Alas, charter schools — tuition-free public schools that in many ways seem private — have likely hurt Washington’s private sector, which was already struggling against free traditional public schools and decades of changes in the Roman Catholic Church, whose schools predominate in the private sector. If nothing else, struggling to survive cannot be positive for staff morale.
So no one should be surprised that a voucher program enrolling fewer than 1,200 students, which has been repeatedly threatened with extinction, does not have powerful testing effects. Oh, and a maximum voucher is roughly $8,000 for grades K‑8, and $13,000 for 9–12. Meanwhile, the traditional public schools spend a whopping $30,000 per-pupil, and charters get about $17,500.
Given the gaping funding disparities, it may seem amazing that previous “gold-standard” research found that Washington voucher students performed on par with the control group on tests, and beat it soundly on high school graduation rates. And in the current report, the math difference was only about 7 percentile points between voucher users and the control group—appreciable, but not yawning.

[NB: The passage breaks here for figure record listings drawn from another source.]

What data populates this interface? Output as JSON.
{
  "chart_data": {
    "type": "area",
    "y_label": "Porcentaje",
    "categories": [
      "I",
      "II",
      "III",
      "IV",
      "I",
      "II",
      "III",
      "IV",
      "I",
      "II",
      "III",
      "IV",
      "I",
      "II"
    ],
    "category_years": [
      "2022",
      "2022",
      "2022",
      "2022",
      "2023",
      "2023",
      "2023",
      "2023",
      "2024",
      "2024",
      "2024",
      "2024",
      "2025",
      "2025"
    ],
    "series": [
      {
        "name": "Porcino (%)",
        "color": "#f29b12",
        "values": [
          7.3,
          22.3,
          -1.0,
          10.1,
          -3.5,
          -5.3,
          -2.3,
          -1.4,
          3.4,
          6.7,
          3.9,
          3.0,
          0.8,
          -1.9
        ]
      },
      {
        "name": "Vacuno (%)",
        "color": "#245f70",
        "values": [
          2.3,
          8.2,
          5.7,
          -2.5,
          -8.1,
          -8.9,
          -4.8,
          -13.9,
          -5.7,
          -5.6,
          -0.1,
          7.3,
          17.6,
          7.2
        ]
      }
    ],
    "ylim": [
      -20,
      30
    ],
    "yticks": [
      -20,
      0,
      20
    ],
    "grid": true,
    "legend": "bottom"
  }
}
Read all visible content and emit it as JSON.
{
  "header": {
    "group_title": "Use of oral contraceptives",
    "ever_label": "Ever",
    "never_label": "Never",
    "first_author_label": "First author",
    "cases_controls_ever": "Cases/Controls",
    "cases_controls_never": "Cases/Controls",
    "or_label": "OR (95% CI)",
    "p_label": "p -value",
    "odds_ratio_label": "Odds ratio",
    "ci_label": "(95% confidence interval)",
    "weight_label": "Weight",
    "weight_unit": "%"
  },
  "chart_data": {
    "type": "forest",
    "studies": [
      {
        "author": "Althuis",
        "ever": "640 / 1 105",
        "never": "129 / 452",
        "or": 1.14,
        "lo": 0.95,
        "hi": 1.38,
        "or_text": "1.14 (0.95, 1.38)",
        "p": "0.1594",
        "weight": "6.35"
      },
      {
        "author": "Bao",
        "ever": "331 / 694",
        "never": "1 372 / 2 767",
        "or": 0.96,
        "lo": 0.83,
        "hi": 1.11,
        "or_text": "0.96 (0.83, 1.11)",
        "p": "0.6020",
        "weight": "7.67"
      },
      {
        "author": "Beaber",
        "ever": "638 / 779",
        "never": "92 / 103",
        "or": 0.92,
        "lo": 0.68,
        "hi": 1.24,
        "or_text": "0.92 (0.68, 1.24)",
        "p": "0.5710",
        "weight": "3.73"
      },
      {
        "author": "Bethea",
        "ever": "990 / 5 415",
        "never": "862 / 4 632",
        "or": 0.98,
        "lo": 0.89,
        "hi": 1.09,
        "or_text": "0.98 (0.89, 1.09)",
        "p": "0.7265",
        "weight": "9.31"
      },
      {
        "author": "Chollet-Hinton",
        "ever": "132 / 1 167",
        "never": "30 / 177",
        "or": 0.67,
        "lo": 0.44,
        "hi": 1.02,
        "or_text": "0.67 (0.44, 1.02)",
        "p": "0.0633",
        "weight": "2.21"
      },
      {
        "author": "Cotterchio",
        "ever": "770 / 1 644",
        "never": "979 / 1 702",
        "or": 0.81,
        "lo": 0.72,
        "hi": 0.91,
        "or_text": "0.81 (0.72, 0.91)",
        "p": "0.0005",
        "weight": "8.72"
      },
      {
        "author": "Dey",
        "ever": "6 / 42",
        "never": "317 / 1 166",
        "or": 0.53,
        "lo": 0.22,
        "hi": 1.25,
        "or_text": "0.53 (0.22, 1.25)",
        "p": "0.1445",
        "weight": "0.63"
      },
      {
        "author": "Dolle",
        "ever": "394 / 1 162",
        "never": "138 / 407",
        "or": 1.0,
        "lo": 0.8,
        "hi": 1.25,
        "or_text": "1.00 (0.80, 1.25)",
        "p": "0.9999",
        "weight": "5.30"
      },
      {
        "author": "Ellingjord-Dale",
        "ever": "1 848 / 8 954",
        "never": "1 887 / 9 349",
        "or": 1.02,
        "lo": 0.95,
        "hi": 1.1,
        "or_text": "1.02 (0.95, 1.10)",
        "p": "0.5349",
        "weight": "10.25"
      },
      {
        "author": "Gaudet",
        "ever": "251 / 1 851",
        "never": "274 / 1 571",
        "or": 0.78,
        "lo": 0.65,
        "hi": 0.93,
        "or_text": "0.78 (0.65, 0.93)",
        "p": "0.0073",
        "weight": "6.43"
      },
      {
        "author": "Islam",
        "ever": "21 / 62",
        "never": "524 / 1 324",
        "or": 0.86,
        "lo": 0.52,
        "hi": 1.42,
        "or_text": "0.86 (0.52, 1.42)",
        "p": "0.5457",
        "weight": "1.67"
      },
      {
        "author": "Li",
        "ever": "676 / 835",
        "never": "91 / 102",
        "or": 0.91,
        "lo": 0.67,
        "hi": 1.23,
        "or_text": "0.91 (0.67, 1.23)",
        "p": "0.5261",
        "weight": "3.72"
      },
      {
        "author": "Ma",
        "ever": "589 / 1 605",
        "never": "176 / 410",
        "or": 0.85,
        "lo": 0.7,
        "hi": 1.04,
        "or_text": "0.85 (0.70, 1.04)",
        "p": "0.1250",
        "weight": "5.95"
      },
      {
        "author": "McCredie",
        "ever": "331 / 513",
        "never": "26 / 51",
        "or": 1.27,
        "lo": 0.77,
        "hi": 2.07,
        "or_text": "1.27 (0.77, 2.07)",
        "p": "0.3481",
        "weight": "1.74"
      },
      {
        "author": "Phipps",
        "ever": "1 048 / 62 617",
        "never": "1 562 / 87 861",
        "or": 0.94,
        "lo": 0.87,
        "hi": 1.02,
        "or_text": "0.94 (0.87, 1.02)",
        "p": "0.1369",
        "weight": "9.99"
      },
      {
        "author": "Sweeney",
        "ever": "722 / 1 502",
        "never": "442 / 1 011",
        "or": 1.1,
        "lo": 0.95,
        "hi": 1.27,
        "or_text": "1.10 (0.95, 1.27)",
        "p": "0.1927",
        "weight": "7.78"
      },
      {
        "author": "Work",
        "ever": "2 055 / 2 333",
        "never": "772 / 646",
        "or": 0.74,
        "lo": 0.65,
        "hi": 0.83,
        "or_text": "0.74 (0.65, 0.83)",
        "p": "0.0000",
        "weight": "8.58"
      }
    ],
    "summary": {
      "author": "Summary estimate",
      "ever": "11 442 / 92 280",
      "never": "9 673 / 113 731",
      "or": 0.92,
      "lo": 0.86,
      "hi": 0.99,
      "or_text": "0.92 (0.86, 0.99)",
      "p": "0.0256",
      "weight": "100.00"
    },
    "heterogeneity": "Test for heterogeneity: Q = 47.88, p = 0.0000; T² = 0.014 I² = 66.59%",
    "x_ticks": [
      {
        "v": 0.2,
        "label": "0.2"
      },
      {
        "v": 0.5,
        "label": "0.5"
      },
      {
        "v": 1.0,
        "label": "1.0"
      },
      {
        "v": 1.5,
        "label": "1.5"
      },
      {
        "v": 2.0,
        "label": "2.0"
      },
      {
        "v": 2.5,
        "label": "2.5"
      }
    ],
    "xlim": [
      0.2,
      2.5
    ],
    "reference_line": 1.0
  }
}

Then there’s this: the sum of education is far more than standardized test scores. Indeed, the nation has seen a backlash against education reduced to such narrow measures, which may not predict future success. And it may be that people want things out of schooling that simply cannot be easily tested, ranging from safety, to strong moral values, to appreciation for the arts, to just a sense of fulfillment. Which is why it may be a good sign that even if it adversely affected test scores, schools chosen by lottery winners spent less time on math and reading instruction than control group schools. They may instead have been devoting time to music, or field trips, or myriad other very valuable activities.
Are negative testing impacts good? All other things equal, no. But all other things are not equal, especially in Washington.